Annuity and life insurance providers fail to service mobile users

In order to retain users, firms must deliver outstanding mobile app features that compete not just with the leading apps in the annuity and life insurance space but with the apps that users engage with every day. CI’s survey of brokerage mobile app users found that the more satisfying users found an app, the more frequently they used it. Annuity and life are low-touch areas, but if usage in high-touch industries such as brokerage are so affected by satisfaction, it stands to reason that these industries will be as well.
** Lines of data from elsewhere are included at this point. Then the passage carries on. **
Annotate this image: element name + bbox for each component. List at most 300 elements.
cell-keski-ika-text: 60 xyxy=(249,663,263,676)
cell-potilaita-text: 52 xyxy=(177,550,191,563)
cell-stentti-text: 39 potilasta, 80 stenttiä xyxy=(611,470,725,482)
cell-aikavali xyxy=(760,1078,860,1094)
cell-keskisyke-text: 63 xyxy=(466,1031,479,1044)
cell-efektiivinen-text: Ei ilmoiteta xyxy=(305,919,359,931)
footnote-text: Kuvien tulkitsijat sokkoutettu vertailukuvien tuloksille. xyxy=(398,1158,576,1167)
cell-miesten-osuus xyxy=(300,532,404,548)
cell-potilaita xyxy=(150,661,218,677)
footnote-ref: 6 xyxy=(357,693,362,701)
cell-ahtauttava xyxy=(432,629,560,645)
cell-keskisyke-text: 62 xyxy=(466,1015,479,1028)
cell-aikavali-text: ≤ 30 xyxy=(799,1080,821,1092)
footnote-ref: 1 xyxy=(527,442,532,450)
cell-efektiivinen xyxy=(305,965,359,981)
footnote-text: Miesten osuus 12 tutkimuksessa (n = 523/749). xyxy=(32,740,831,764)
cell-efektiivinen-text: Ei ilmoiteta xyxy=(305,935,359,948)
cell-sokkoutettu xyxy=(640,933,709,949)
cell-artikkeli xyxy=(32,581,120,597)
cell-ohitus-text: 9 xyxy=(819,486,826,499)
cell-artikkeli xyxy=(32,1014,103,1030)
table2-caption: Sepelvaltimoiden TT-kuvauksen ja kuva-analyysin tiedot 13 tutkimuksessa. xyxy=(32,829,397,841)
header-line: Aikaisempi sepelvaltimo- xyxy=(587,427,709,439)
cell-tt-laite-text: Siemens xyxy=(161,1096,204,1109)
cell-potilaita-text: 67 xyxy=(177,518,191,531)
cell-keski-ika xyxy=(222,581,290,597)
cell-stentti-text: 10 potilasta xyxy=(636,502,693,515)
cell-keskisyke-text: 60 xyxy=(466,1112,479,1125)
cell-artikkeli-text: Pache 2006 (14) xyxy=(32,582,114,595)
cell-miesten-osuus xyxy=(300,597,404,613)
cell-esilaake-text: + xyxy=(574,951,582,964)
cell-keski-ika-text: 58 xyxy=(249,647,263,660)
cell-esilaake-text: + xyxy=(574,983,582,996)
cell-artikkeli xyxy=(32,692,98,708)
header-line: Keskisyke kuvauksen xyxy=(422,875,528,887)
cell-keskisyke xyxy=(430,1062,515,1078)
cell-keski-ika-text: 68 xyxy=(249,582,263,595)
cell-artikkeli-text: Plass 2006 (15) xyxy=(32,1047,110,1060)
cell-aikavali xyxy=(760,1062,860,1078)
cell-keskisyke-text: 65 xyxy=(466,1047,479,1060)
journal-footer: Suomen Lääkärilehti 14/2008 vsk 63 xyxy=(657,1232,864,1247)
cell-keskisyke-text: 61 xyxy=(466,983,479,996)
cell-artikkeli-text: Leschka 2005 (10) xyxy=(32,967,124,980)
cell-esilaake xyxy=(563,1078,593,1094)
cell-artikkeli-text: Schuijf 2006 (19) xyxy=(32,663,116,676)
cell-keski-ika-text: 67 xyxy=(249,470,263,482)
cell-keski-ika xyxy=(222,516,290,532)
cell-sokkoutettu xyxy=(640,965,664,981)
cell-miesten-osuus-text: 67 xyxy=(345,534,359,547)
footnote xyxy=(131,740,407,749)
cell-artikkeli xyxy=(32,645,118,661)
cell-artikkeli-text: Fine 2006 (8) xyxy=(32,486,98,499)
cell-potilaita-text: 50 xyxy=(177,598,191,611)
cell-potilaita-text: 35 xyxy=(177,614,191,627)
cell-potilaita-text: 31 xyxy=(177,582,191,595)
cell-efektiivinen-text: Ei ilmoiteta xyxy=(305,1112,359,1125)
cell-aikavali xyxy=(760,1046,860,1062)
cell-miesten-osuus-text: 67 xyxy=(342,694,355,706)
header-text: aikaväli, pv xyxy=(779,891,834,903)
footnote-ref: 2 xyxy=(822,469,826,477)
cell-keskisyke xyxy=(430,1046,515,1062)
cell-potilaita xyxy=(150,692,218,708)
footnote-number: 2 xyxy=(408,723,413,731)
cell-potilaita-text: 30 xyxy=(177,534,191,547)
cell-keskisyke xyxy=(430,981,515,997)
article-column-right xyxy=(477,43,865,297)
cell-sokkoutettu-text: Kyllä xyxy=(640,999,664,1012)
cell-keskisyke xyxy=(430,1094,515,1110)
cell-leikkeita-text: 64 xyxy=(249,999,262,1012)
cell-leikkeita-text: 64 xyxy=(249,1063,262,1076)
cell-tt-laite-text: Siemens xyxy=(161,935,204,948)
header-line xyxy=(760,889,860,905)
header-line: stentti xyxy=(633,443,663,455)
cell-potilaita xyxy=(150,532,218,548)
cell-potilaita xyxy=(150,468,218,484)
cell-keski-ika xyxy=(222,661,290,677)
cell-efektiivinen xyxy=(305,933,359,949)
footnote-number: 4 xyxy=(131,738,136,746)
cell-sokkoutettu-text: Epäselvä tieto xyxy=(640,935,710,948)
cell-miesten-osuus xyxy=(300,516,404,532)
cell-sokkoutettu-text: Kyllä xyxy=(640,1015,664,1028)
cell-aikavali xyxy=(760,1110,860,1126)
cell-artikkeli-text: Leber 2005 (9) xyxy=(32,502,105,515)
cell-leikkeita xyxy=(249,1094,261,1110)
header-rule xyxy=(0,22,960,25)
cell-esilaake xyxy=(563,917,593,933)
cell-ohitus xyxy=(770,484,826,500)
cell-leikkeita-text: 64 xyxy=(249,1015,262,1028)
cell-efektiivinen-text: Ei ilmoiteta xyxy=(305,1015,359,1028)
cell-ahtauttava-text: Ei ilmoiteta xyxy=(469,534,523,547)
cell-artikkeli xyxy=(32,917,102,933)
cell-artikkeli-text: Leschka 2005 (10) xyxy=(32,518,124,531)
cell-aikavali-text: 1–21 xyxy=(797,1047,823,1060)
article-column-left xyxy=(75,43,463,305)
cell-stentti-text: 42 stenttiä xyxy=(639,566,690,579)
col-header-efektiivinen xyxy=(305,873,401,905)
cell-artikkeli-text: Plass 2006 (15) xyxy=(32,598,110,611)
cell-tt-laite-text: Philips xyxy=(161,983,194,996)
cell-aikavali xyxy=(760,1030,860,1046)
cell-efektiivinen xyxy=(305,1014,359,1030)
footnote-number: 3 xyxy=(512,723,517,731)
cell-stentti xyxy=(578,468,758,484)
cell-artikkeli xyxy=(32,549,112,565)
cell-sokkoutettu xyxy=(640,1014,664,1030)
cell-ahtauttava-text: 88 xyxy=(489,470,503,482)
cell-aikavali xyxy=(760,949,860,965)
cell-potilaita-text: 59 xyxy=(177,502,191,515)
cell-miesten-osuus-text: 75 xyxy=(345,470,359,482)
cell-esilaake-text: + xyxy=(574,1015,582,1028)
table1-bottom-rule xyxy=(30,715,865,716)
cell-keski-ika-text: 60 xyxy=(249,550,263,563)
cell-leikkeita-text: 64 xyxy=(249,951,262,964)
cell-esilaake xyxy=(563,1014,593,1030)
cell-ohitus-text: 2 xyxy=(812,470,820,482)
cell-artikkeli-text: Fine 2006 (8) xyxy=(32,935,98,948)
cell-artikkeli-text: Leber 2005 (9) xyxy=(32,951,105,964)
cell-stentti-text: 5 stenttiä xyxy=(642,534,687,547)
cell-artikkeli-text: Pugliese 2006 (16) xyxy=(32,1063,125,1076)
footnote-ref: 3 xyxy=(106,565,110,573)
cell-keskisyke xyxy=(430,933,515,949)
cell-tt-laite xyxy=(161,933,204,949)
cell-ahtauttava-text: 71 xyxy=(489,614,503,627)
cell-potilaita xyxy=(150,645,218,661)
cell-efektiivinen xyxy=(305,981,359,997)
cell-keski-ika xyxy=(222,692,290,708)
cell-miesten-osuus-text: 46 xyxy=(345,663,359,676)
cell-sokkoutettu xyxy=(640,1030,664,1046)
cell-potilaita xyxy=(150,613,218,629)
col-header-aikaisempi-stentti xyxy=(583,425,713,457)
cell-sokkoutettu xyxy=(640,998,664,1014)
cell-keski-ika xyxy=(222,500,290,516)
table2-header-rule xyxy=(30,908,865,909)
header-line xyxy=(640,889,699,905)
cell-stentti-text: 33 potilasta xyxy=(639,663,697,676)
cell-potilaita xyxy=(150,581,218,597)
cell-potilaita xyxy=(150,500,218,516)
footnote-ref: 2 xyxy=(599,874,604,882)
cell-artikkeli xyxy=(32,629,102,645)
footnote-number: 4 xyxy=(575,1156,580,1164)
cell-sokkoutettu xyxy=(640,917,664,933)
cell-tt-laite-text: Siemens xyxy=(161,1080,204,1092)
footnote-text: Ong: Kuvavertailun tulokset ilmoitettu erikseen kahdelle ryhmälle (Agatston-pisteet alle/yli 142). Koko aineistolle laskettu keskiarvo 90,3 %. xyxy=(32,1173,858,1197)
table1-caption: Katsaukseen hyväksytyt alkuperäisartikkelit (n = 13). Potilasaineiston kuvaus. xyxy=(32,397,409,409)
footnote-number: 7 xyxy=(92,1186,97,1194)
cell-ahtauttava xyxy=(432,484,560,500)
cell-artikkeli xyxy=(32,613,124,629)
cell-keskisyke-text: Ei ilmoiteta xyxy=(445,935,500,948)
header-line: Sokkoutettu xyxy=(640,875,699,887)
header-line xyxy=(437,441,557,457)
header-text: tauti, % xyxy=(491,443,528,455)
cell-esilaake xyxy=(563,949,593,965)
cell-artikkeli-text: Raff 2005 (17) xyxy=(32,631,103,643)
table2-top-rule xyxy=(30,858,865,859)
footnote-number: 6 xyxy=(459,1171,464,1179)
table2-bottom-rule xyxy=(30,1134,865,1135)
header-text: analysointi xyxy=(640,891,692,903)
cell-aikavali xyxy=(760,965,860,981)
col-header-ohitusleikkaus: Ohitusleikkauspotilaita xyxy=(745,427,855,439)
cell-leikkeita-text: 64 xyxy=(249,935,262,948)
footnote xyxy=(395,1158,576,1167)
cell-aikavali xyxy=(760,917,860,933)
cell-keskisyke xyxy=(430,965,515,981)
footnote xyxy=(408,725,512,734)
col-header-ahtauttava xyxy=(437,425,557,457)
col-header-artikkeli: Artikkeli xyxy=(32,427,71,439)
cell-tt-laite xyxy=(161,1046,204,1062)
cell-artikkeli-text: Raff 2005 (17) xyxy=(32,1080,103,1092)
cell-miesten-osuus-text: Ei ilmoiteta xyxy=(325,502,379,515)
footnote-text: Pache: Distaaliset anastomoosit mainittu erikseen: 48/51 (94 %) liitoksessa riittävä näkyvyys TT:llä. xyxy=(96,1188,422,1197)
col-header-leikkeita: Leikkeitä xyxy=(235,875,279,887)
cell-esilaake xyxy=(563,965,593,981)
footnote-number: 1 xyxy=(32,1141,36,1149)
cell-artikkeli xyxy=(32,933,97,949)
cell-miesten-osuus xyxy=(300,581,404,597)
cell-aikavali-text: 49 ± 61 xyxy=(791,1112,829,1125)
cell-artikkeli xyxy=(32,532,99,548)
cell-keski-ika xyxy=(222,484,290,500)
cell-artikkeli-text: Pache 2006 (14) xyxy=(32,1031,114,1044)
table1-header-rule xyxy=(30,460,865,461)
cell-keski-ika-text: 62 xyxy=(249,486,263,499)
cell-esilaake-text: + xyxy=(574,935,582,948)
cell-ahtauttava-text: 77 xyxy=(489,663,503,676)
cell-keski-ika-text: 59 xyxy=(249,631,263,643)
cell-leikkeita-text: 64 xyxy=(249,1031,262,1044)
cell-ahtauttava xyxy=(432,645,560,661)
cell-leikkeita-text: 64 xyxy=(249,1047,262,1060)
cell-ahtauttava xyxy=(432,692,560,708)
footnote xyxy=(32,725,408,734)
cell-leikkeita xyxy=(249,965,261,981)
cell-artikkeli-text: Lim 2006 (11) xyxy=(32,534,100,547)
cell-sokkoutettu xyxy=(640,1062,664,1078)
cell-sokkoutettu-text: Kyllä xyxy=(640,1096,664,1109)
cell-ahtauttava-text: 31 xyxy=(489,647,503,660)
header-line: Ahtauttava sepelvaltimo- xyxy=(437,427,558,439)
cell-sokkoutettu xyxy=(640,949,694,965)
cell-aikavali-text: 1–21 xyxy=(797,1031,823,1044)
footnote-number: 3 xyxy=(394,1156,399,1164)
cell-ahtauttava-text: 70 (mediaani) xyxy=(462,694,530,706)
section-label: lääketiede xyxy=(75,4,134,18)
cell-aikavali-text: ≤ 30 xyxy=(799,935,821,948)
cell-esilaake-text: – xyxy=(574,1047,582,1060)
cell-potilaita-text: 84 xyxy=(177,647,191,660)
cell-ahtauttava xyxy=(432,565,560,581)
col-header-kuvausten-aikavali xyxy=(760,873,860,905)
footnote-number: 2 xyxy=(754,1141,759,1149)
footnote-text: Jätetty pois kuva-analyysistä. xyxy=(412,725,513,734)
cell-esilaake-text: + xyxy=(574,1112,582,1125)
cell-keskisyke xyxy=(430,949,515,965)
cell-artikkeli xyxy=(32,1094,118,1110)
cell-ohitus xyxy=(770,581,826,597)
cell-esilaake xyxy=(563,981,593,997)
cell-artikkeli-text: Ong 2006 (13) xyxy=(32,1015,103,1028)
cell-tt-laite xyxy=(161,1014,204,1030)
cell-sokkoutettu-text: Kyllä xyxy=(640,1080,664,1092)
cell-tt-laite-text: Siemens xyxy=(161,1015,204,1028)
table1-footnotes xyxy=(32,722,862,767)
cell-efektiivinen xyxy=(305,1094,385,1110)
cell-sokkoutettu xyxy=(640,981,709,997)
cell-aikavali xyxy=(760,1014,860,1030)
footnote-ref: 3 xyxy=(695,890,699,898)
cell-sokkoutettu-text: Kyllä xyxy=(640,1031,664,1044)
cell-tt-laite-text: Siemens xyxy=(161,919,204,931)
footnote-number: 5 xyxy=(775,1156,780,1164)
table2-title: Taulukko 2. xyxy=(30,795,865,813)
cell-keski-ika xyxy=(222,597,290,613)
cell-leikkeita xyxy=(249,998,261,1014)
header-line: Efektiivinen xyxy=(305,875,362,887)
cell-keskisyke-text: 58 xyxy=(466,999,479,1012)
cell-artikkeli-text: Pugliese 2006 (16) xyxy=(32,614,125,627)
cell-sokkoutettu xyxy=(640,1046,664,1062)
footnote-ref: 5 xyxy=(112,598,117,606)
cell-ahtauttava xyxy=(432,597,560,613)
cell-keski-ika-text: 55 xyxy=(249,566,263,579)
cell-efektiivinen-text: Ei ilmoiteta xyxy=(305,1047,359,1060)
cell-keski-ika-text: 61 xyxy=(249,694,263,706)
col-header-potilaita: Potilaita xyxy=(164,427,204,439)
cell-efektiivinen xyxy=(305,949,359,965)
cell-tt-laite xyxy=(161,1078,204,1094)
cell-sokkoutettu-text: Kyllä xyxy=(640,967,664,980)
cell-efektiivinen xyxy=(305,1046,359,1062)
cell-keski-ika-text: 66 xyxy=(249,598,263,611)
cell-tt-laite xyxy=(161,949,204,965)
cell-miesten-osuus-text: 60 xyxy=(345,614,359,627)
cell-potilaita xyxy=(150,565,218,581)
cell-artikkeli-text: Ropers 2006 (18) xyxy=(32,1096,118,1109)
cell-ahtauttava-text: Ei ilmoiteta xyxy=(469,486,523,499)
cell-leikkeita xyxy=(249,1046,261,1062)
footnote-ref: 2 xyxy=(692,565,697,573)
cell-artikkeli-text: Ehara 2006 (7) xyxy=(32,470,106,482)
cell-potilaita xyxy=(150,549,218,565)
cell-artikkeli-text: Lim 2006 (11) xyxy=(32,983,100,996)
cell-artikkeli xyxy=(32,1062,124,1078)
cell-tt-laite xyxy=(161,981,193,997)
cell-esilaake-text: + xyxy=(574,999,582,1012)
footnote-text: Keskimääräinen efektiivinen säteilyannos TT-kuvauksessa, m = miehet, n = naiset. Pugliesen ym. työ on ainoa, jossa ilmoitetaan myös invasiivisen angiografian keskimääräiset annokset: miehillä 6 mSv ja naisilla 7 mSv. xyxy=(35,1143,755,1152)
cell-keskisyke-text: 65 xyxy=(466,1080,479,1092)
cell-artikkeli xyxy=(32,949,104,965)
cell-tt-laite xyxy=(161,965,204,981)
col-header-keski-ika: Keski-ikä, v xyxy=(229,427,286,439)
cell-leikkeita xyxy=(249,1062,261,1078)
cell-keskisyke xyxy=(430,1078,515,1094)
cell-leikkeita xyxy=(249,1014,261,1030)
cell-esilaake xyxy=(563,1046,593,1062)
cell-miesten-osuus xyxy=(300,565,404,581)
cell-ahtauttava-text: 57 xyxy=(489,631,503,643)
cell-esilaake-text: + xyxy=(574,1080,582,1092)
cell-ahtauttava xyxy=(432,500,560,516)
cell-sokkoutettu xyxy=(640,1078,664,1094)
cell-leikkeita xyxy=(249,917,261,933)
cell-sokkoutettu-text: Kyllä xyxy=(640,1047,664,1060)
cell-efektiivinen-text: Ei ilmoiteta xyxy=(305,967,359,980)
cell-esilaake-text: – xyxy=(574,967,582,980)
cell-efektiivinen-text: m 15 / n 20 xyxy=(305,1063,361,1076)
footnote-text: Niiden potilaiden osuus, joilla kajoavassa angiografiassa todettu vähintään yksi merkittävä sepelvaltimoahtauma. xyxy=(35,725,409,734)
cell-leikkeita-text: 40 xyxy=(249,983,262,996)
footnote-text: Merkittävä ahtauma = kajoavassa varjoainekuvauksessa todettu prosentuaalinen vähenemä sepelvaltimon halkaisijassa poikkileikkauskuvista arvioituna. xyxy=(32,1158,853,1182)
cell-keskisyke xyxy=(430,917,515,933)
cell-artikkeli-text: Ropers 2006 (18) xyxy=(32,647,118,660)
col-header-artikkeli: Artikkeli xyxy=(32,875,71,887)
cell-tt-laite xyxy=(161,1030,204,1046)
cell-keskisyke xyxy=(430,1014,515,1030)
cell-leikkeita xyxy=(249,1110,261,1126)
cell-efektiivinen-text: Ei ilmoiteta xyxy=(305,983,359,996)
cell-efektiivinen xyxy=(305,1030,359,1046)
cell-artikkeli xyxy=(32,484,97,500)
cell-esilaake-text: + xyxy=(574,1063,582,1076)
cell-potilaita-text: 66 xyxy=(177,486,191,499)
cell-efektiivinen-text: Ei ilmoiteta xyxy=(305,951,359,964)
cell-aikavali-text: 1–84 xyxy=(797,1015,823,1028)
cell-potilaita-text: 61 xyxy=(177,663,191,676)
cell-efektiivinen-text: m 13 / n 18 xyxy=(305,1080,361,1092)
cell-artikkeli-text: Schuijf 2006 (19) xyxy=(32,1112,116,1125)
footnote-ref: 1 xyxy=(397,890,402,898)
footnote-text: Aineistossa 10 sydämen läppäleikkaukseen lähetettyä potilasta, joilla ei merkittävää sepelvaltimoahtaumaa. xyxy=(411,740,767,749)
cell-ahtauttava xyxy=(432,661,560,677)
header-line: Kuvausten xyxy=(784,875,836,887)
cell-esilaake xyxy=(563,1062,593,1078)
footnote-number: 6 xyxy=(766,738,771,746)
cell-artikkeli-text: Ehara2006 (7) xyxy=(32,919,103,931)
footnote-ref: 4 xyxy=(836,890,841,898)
Unfortunately, annuity and life insurance mobile apps currently lag behind those from other financial services sectors, often failing to offer even basic account capabilities or information.

Brokerage mobile app usage by user satisfaction
How often do you log into your brokerage firm’s mobile app, typically?

The Life Insurance Monitor and Annuity Monitor services have found significant room for improvement in the mobile space. Among the 15 life insurance firms we track, only nine offer a mobile app with life-insurance-specific capabilities. These capabilities are often limited. For example, only half of these life insurance apps offer contact information updates. Annuity mobile app capabilities are similarly limited, with only 61% of the annuity firms we track offering an app with annuity capabilities—a number that is actually shrinking after Jackson recently discontinued its iPad app and MetLife’s app stopped offering annuity capabilities. AXA is a leader in both the annuity and life insurance mobile app spaces, providing an app that mirrors its mobile web account owner site. That the firm has not updated the app since October 2017—and nonetheless remains a leader—highlights the glacial growth of the annuity and life insurance app space.

Firms should be mindful that lackluster annuity and life insurance apps do not set user expectations. Rather, the apps that users frequent most—Uber, Instagram and Amazon—set users’ expectations. Annuity and life insurance issuers must improve their mobile app experiences, as users expect that changing their address in their life insurance app will be as simple as uploading a picture to Instagram.

Some firms outside the traditional space stand out by offering unique features within their apps, heightening user experiences and encouraging increased engagement. John Hancock partner Vitality rewards users with lower premiums for meeting health and fitness goals, incentivizing policyholders to log their information, providing an additional touchpoint with the firm. JennyLife, a startup marketing life insurance to new mothers, promotes itself as the only life insurance firm to offer in-app life insurance applications, making it a quick solution for busy caregivers. Because the industry lags so far behind, firms can separate themselves from competitors simply by providing basic features that augment user experience, such as account customization options.

As the life insurance and annuity industries respond to rapidly evolving challenges in an increasingly online world, firms that offer leading digital experiences will have an advantage over less nimble firms. Research from Life Insurance Monitor and Annuity Monitor can help firms track innovations in the digital user experience and stay ahead of the competition.